Bourgelat créerait, en 1761, l’École royale vétérinaire, première école de ce genre fondée en Europe (on voit encore les restes des bâtiments du côté de la rue Vendôme).

La seconde partie du bourg, ou quartier du Pont, commençait à la Rize ou ruisseau de la Mouche, qui allait couper, au midi, le chemin des Trois-Pierres, non loin du fameux logis de la Thibaudière. Au nord, on apercevait, dans son enceinte crénelée, la maison forte ou fief de la Part-Dieu, avec son pigeonnier, sa chapelle, ses écuries et ses granges (le centre était à l’intersection des rues Boileau et de la Part-Dieu), autour desquels s’étendait le beau domaine que Mme de Servient devait plus tard léguer aux Hospices.

Des deux côtés de la Grande-Rue, et jusqu’à la descente du pont du Rhône, il y avait encore plusieurs hôtelleries, dont les plus renommées étaient celle des Trois-Rois (à l’angle de la rue de ce nom, un écusson moderne en rappelle le souvenir), le logis de la Couronne, où, en l’année 1600, Marie de Médicis avait logé avec sa suite, la veille de son entrée solennelle, et celui de Saint-George, où le cardinal Barberini, neveu et légat du pape, reçut les harangues des autorités lyonnaises, le 18 avril 1625. Les pauvres pèlerins, les étrangers mendiants, les voyageurs nécessiteux ou malades, qui s’étaient attardés en chemin et arrivaient après la fermeture des portes de la ville ou étaient arrêtés par une inondation du Rhône, trouvaient un refuge à l’hôpital des Passants (dans la rue de ce nom et près du numéro 37 de la Grande-Rue).
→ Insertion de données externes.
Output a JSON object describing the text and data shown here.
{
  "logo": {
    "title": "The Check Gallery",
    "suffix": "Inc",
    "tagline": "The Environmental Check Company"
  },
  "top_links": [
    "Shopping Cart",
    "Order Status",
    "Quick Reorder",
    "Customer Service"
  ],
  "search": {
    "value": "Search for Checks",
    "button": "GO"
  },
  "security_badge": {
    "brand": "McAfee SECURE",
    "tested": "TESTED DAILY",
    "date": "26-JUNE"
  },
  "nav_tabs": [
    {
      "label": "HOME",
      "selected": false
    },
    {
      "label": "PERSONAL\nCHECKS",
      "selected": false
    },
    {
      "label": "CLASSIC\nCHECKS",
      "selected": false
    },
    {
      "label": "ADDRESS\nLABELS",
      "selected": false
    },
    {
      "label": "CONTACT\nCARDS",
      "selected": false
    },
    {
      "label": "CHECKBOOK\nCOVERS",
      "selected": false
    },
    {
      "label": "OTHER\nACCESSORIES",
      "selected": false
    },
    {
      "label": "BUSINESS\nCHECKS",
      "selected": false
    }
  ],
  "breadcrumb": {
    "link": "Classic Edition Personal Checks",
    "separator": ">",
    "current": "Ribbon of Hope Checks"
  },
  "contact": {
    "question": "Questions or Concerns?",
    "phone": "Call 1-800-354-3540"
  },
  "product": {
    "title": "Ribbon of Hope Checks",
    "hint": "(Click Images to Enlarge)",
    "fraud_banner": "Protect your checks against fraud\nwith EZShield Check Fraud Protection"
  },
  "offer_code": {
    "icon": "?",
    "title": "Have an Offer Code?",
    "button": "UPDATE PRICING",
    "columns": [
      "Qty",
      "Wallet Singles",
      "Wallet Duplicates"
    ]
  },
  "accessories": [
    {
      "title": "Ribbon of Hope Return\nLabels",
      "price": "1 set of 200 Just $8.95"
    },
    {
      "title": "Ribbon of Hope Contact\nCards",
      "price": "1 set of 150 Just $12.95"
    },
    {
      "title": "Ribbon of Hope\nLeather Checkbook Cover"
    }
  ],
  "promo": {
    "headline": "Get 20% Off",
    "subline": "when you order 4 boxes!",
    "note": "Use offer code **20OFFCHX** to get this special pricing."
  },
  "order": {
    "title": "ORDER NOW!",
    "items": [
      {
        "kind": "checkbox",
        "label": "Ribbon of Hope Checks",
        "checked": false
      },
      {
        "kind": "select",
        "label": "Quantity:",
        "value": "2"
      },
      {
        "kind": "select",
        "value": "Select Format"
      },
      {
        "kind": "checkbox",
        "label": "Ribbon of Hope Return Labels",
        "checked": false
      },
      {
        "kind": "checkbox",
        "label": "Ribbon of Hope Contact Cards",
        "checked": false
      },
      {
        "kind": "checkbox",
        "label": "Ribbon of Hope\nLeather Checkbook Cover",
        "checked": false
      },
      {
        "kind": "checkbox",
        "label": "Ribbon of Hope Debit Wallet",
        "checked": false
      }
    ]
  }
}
C’était un corps de bâtiment meublé de quelques lits et attenant à une humble chapelle. En ces temps de perpétuelles calamités, la charité chrétienne avait établi des hospices aux portes de toutes les villes, à la tête des ponts et le long des routes. On se présentait, à l’hôpital des Passants, muni d’un billet ; un frère recevait les voyageurs ; il leur préparait la couchée, leur donnait du pain et du vin, et leur faisait faire leurs « potages » avec des légumes du jardin ; au départ, on recevait encore un morceau de pain, et quelquefois une légère obole. L’hôpital des Passants était l’Asile de nuit de ce temps-là.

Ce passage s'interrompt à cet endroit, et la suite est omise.